Charlie shook his head. “De Courcy says the maid, the coachman and groom arrived at De Courcy Manor late Thursday evening.”
“He wrote the same to me.”
“And Willa was not with them!” He plunked his hands on his hips. “How in hell did they lose her?”
“She escaped them!” Courtland said. “How can that be? Are they that stupid?”
“Or Willa is that clever,” Charlie said.
“How did she do it? Pull the wool over their eyes? If I were De Courcy, I’d give the lot of them their notices! I’ve a mind to dismiss my own men. None of them stopped my girl.”
Charlie understood the viscount’s fury. “She told them she was going for a wee ride.”
Courtland sighed and sank into one of Charlie’s chairs. “What do we do now? Two missing women!”
“The Runner you hire will find Esme, sir. I’m certain of it.” Courtland had sent to London to Bow Street to hire a special man to investigate. Given traveling time, he should arrive soon.
“He better arrive from London today. I have no hope for her otherwise. She could be abducted, held for ransom. Worse. Worse. I cannot bear it. Her mother is beside herself.”

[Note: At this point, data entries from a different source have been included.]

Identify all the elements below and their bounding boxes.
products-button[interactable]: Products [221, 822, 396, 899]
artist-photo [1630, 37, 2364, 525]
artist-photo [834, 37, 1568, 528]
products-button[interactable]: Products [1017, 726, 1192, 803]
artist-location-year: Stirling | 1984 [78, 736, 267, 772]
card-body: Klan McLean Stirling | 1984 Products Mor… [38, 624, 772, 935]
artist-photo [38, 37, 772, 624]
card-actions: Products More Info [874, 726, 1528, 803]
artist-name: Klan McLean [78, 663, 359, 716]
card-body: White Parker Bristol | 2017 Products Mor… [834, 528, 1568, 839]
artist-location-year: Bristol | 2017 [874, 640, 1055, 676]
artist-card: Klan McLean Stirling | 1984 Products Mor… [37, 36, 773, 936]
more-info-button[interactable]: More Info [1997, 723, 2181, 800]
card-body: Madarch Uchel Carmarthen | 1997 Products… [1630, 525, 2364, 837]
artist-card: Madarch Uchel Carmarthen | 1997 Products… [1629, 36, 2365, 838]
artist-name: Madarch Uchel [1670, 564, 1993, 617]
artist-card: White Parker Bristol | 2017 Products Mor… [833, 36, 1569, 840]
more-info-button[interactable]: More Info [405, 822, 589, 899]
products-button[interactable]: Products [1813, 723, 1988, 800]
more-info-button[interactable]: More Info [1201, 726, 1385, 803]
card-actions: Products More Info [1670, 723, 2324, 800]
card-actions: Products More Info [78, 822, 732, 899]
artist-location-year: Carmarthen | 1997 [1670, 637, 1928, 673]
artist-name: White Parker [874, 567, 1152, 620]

Charlie took the other chair, his mind whirling. The disappearance of Esme worried him as much as Willa’s. He had no idea what her father was doing to find her, but he would do his best to contribute.“The De Courcys are frightened, too. They love their daughter and would want no harm to come to her.”
“But the man is too much, too much, I say, to accuse me of persuading his daughter to run away the same as mine.”
Charlie stared into the fire, the flames firing his imagination. “I agree. De Courcy must learn to tame his pompous, conceited…” He cleared his throat. “You don’t suppose that Willa has joined up with Esme to…to…” He flourished a hand.
“Why?” Courtland frowned. “Well, I don’t know. Perhaps. One runs from a man she wants. The other runs from…what, Charlie?”
“A man she doesn’t want. A life she doesn’t want.”And I made it worse for her to accept. Of that, I am not sorry. God help me.
“We have to find out what route she took,” Courtland said.